Let E (for 'election') be the proposition which says de re of each person who will in fact be saved that he or she will be saved. That is, E is the longest conjunction of the form 'John will be saved, and Mary will be saved, and Lois will be saved...' which is true. Let R (for 'reprobation') be the proposition which says de re of each person who will in fact be damned that he or she will be damned.
The doctrine of predestination is the doctrine that God, from eternity, has issued an efficacious decree of election - that is, God, from eternity, effectively chose that E should be true. The doctrine of double predestination states that in addition to the decree of election, God also issued a decree of reprobation - that is, in addition to effectively choosing that E should be true, God effectively chose that R should be true.
Double predestination is much more contentious among Christians than predestination (although predestination is not entirely uncontroversial - for instance, open theists will have to deny it). Many Christians would rather have single predestination, holding that all people are, on their own, bound for hell, and God intervenes to save those he wishes to save, and just leaves the rest alone.

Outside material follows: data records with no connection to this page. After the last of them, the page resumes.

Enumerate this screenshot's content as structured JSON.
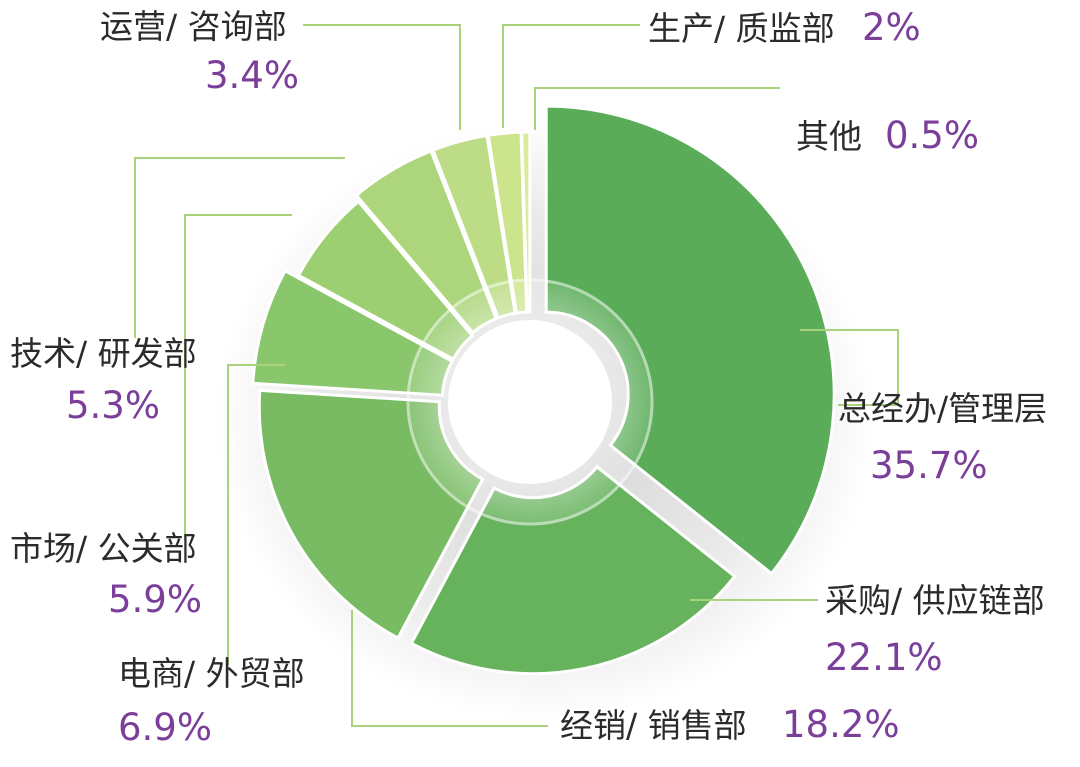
{
  "chart_data": {
    "type": "pie",
    "variant": "exploded-donut",
    "slices": [
      {
        "label": "总经办/管理层",
        "value": 35.7,
        "display": "35.7%",
        "color": "#5aac58"
      },
      {
        "label": "采购/ 供应链部",
        "value": 22.1,
        "display": "22.1%",
        "color": "#67b35d"
      },
      {
        "label": "经销/ 销售部",
        "value": 18.2,
        "display": "18.2%",
        "color": "#78bb62"
      },
      {
        "label": "电商/ 外贸部",
        "value": 6.9,
        "display": "6.9%",
        "color": "#8ac66c"
      },
      {
        "label": "市场/ 公关部",
        "value": 5.9,
        "display": "5.9%",
        "color": "#9cce72"
      },
      {
        "label": "技术/ 研发部",
        "value": 5.3,
        "display": "5.3%",
        "color": "#add67c"
      },
      {
        "label": "运营/ 咨询部",
        "value": 3.4,
        "display": "3.4%",
        "color": "#bcdc86"
      },
      {
        "label": "生产/ 质监部",
        "value": 2,
        "display": "2%",
        "color": "#cce48c"
      },
      {
        "label": "其他",
        "value": 0.5,
        "display": "0.5%",
        "color": "#d9ec9c"
      }
    ]
  }
}
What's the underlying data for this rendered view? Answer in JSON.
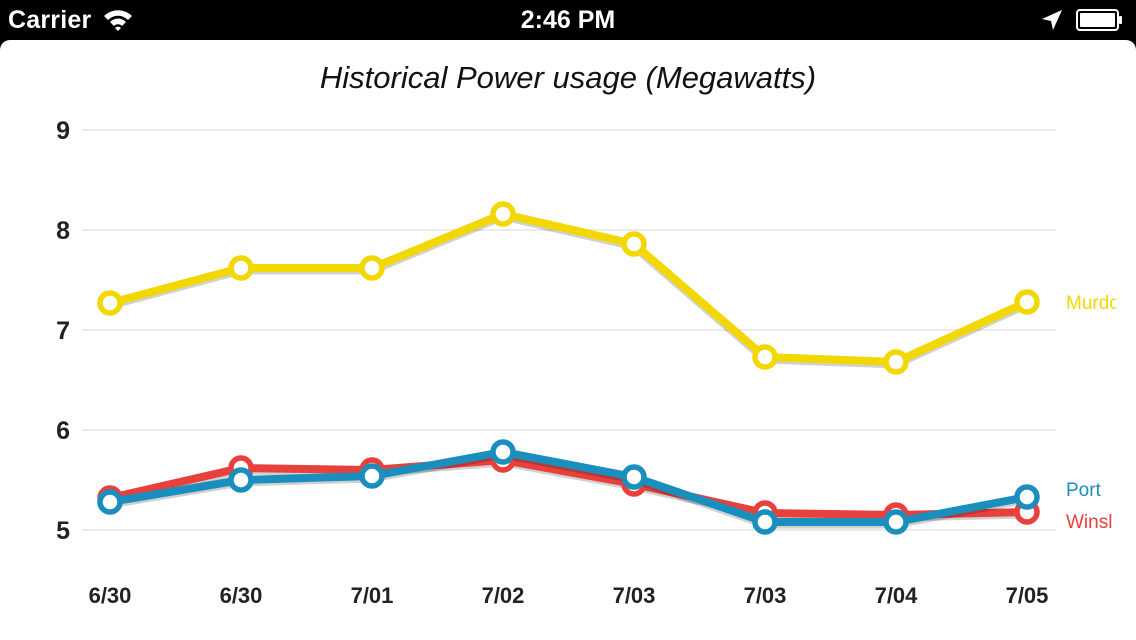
{
  "status_bar": {
    "carrier": "Carrier",
    "time": "2:46 PM",
    "icons": [
      "wifi-icon",
      "location-arrow-icon",
      "battery-icon"
    ]
  },
  "chart_data": {
    "type": "line",
    "title": "Historical Power usage (Megawatts)",
    "xlabel": "",
    "ylabel": "",
    "ylim": [
      5,
      9
    ],
    "yticks": [
      5,
      6,
      7,
      8,
      9
    ],
    "grid": true,
    "categories": [
      "6/30",
      "6/30",
      "7/01",
      "7/02",
      "7/03",
      "7/03",
      "7/04",
      "7/05"
    ],
    "series": [
      {
        "name": "Murdo",
        "color": "#f2d700",
        "values": [
          7.27,
          7.62,
          7.62,
          8.16,
          7.86,
          6.73,
          6.68,
          7.28
        ]
      },
      {
        "name": "Winsl",
        "color": "#e8403c",
        "values": [
          5.32,
          5.62,
          5.6,
          5.7,
          5.46,
          5.17,
          5.15,
          5.18
        ]
      },
      {
        "name": "Port",
        "color": "#1a8fbd",
        "values": [
          5.28,
          5.5,
          5.54,
          5.78,
          5.53,
          5.08,
          5.08,
          5.33
        ]
      }
    ]
  }
}
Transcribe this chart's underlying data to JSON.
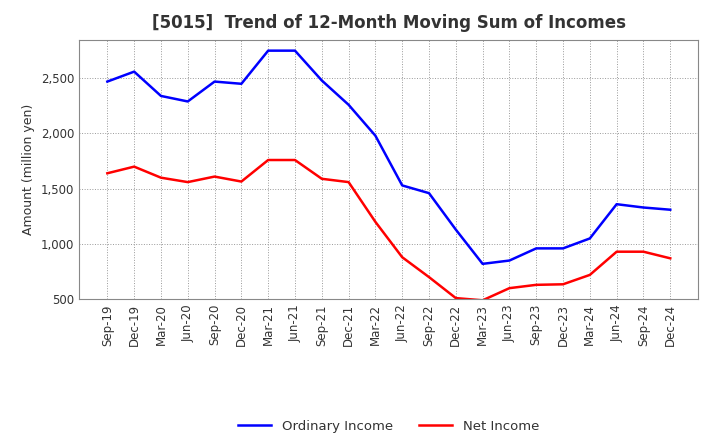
{
  "title": "[5015]  Trend of 12-Month Moving Sum of Incomes",
  "ylabel": "Amount (million yen)",
  "xlabels": [
    "Sep-19",
    "Dec-19",
    "Mar-20",
    "Jun-20",
    "Sep-20",
    "Dec-20",
    "Mar-21",
    "Jun-21",
    "Sep-21",
    "Dec-21",
    "Mar-22",
    "Jun-22",
    "Sep-22",
    "Dec-22",
    "Mar-23",
    "Jun-23",
    "Sep-23",
    "Dec-23",
    "Mar-24",
    "Jun-24",
    "Sep-24",
    "Dec-24"
  ],
  "ordinary_income": [
    2470,
    2560,
    2340,
    2290,
    2470,
    2450,
    2750,
    2750,
    2480,
    2260,
    1980,
    1530,
    1460,
    1130,
    820,
    850,
    960,
    960,
    1050,
    1360,
    1330,
    1310
  ],
  "net_income": [
    1640,
    1700,
    1600,
    1560,
    1610,
    1565,
    1760,
    1760,
    1590,
    1560,
    1200,
    880,
    700,
    510,
    490,
    600,
    630,
    635,
    720,
    930,
    930,
    870
  ],
  "ordinary_color": "#0000ff",
  "net_color": "#ff0000",
  "ylim_min": 500,
  "ylim_max": 2850,
  "yticks": [
    500,
    1000,
    1500,
    2000,
    2500
  ],
  "background_color": "#ffffff",
  "grid_color": "#999999",
  "title_fontsize": 12,
  "title_color": "#333333",
  "axis_label_fontsize": 9,
  "tick_fontsize": 8.5,
  "legend_fontsize": 9.5
}
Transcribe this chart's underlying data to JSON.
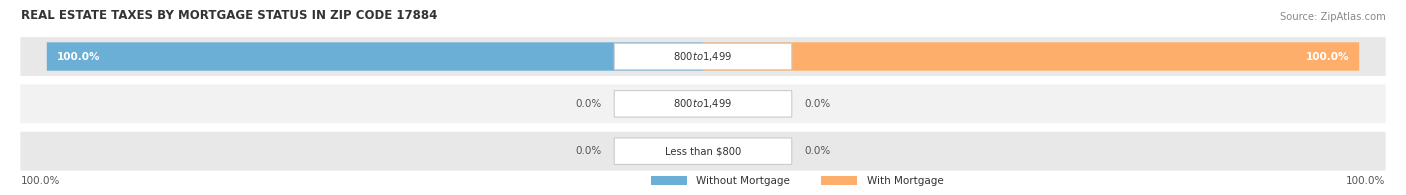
{
  "title": "REAL ESTATE TAXES BY MORTGAGE STATUS IN ZIP CODE 17884",
  "source": "Source: ZipAtlas.com",
  "rows": [
    {
      "label": "Less than $800",
      "without_mortgage": 0.0,
      "with_mortgage": 0.0
    },
    {
      "label": "$800 to $1,499",
      "without_mortgage": 0.0,
      "with_mortgage": 0.0
    },
    {
      "label": "$800 to $1,499",
      "without_mortgage": 100.0,
      "with_mortgage": 100.0
    }
  ],
  "color_without": "#6baed6",
  "color_with": "#fdae6b",
  "row_bg_colors": [
    "#e8e8e8",
    "#f2f2f2",
    "#e8e8e8"
  ],
  "bar_height": 0.58,
  "figsize": [
    14.06,
    1.95
  ],
  "dpi": 100
}
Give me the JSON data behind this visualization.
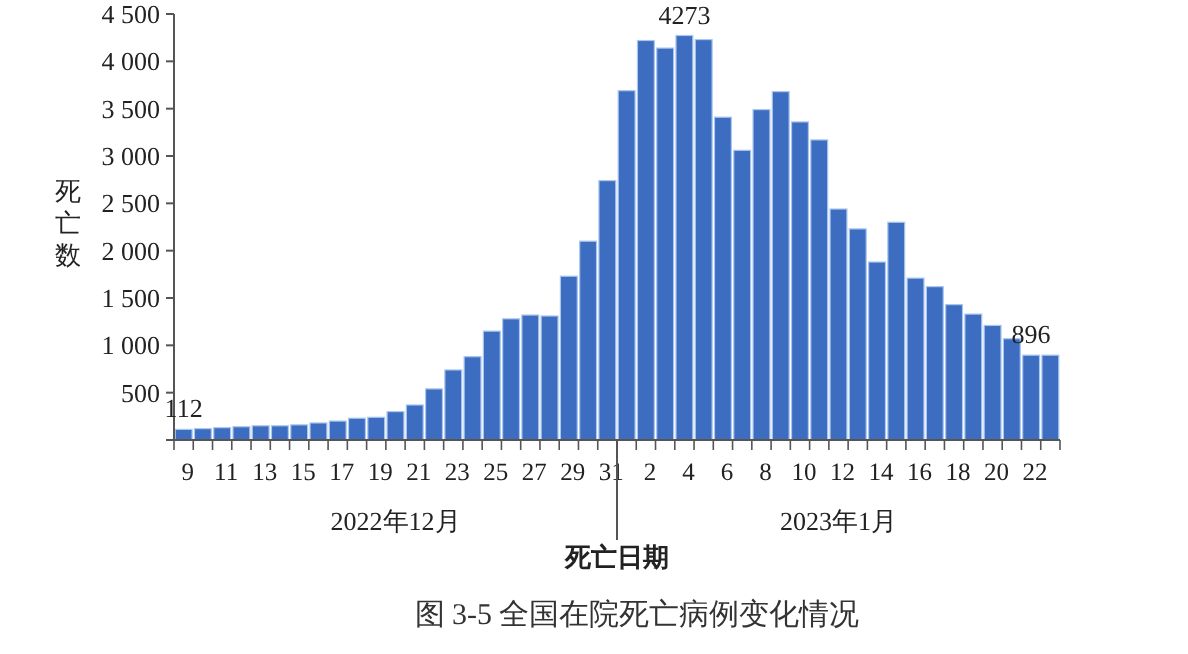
{
  "chart_data": {
    "type": "bar",
    "title": "图 3-5 全国在院死亡病例变化情况",
    "xlabel": "死亡日期",
    "ylabel": "死亡数",
    "annotations": [
      "2022年12月",
      "2023年1月"
    ],
    "categories": [
      "9",
      null,
      "11",
      null,
      "13",
      null,
      "15",
      null,
      "17",
      null,
      "19",
      null,
      "21",
      null,
      "23",
      null,
      "25",
      null,
      "27",
      null,
      "29",
      null,
      "31",
      null,
      "2",
      null,
      "4",
      null,
      "6",
      null,
      "8",
      null,
      "10",
      null,
      "12",
      null,
      "14",
      null,
      "16",
      null,
      "18",
      null,
      "20",
      null,
      "22",
      null
    ],
    "values": [
      112,
      120,
      130,
      140,
      150,
      150,
      160,
      180,
      200,
      230,
      240,
      300,
      370,
      540,
      740,
      880,
      1150,
      1280,
      1320,
      1310,
      1730,
      2100,
      2740,
      3690,
      4220,
      4140,
      4273,
      4230,
      3410,
      3060,
      3490,
      3680,
      3360,
      3170,
      2440,
      2230,
      1880,
      2300,
      1710,
      1620,
      1430,
      1330,
      1210,
      1070,
      896,
      896
    ],
    "value_labels": [
      "112",
      null,
      null,
      null,
      null,
      null,
      null,
      null,
      null,
      null,
      null,
      null,
      null,
      null,
      null,
      null,
      null,
      null,
      null,
      null,
      null,
      null,
      null,
      null,
      null,
      null,
      "4273",
      null,
      null,
      null,
      null,
      null,
      null,
      null,
      null,
      null,
      null,
      null,
      null,
      null,
      null,
      null,
      null,
      null,
      "896",
      null
    ],
    "color": "#3d6dc0",
    "ylim": [
      0,
      4500
    ],
    "yticks": [
      {
        "value": 0,
        "label": null
      },
      {
        "value": 500,
        "label": "500"
      },
      {
        "value": 1000,
        "label": "1 000"
      },
      {
        "value": 1500,
        "label": "1 500"
      },
      {
        "value": 2000,
        "label": "2 000"
      },
      {
        "value": 2500,
        "label": "2 500"
      },
      {
        "value": 3000,
        "label": "3 000"
      },
      {
        "value": 3500,
        "label": "3 500"
      },
      {
        "value": 4000,
        "label": "4 000"
      },
      {
        "value": 4500,
        "label": "4 500"
      }
    ],
    "grid": false
  }
}
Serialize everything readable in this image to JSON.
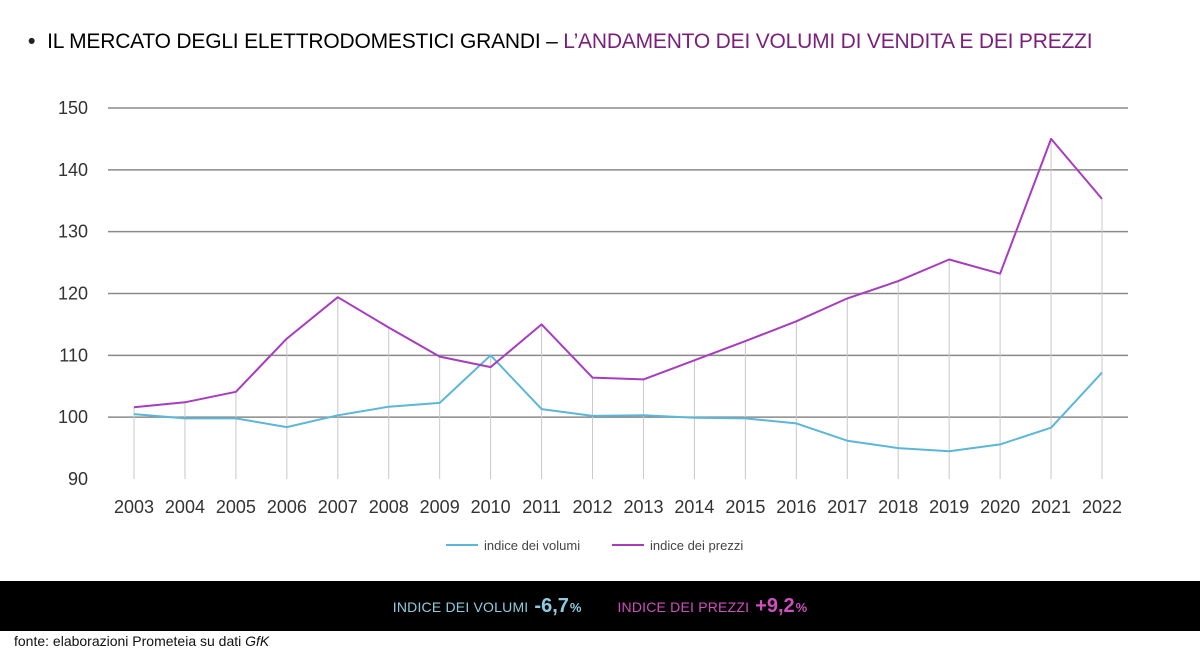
{
  "header": {
    "bullet": "•",
    "title_main": "IL MERCATO DEGLI ELETTRODOMESTICI GRANDI –",
    "title_sub": "L’ANDAMENTO DEI VOLUMI DI VENDITA E DEI PREZZI"
  },
  "colors": {
    "volumi": "#5bb7d9",
    "prezzi": "#a73cbf",
    "grid_major": "#8a8a8a",
    "drop_lines": "#c8c8c8",
    "banner_bg": "#000000",
    "title_accent": "#7a1f7a"
  },
  "chart_data": {
    "type": "line",
    "x": [
      "2003",
      "2004",
      "2005",
      "2006",
      "2007",
      "2008",
      "2009",
      "2010",
      "2011",
      "2012",
      "2013",
      "2014",
      "2015",
      "2016",
      "2017",
      "2018",
      "2019",
      "2020",
      "2021",
      "2022"
    ],
    "series": [
      {
        "name": "indice dei volumi",
        "values": [
          100.5,
          99.8,
          99.8,
          98.4,
          100.3,
          101.7,
          102.3,
          110.0,
          101.3,
          100.2,
          100.3,
          99.9,
          99.8,
          99.0,
          96.2,
          95.0,
          94.5,
          95.6,
          98.3,
          107.2
        ]
      },
      {
        "name": "indice dei prezzi",
        "values": [
          101.6,
          102.4,
          104.1,
          112.7,
          119.4,
          114.5,
          109.8,
          108.1,
          115.0,
          106.4,
          106.1,
          109.2,
          112.3,
          115.5,
          119.2,
          122.0,
          125.5,
          123.2,
          145.0,
          135.3
        ]
      }
    ],
    "yticks": [
      90,
      100,
      110,
      120,
      130,
      140,
      150
    ],
    "ylim": [
      90,
      150
    ],
    "grid": true,
    "drop_lines": true,
    "legend_position": "bottom-center"
  },
  "banner": {
    "volumi_label": "INDICE DEI VOLUMI",
    "volumi_value": "-6,7",
    "volumi_unit": "%",
    "prezzi_label": "INDICE DEI PREZZI",
    "prezzi_value": "+9,2",
    "prezzi_unit": "%"
  },
  "source": {
    "prefix": "fonte: elaborazioni Prometeia su dati",
    "italic": "GfK"
  }
}
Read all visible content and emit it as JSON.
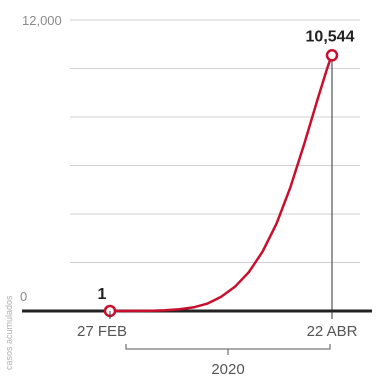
{
  "chart_data": {
    "type": "line",
    "series": [
      {
        "values": [
          [
            0,
            1
          ],
          [
            5,
            2
          ],
          [
            10,
            5
          ],
          [
            15,
            10
          ],
          [
            20,
            30
          ],
          [
            25,
            70
          ],
          [
            30,
            150
          ],
          [
            35,
            300
          ],
          [
            40,
            580
          ],
          [
            45,
            1000
          ],
          [
            50,
            1600
          ],
          [
            55,
            2450
          ],
          [
            60,
            3600
          ],
          [
            65,
            5100
          ],
          [
            70,
            6900
          ],
          [
            75,
            8800
          ],
          [
            78,
            9900
          ],
          [
            79,
            10250
          ],
          [
            80,
            10544
          ]
        ],
        "color": "#c8102e"
      }
    ],
    "x_start_label": "27 FEB",
    "x_end_label": "22 ABR",
    "x_range": [
      0,
      80
    ],
    "year_label": "2020",
    "yticks": [
      0,
      12000
    ],
    "ytick_labels": [
      "0",
      "12,000"
    ],
    "ylim": [
      0,
      12000
    ],
    "start_value_label": "1",
    "end_value_label": "10,544",
    "side_label": "casos acumulados",
    "grid": true,
    "colors": {
      "line": "#c8102e",
      "grid": "#d0d0d0",
      "axis": "#222222"
    }
  }
}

In his Philosophical Theology (1969), James F. Ross proposes the following analysis of omnipotence:
S is omnipotent if and only if for every logically contingent state of affairs, p, whether p or ~p is the case is logically equivalent to the effective choice, by S, that p or that ~p (respectively). (p. 211)
This analysis appears to have the consequence that, if God is omnipotent, then double predestination is true. Both E and R are true contingent propositions, so if God is omnipotent then God effectively chooses that the corresponding states of affairs should be the case.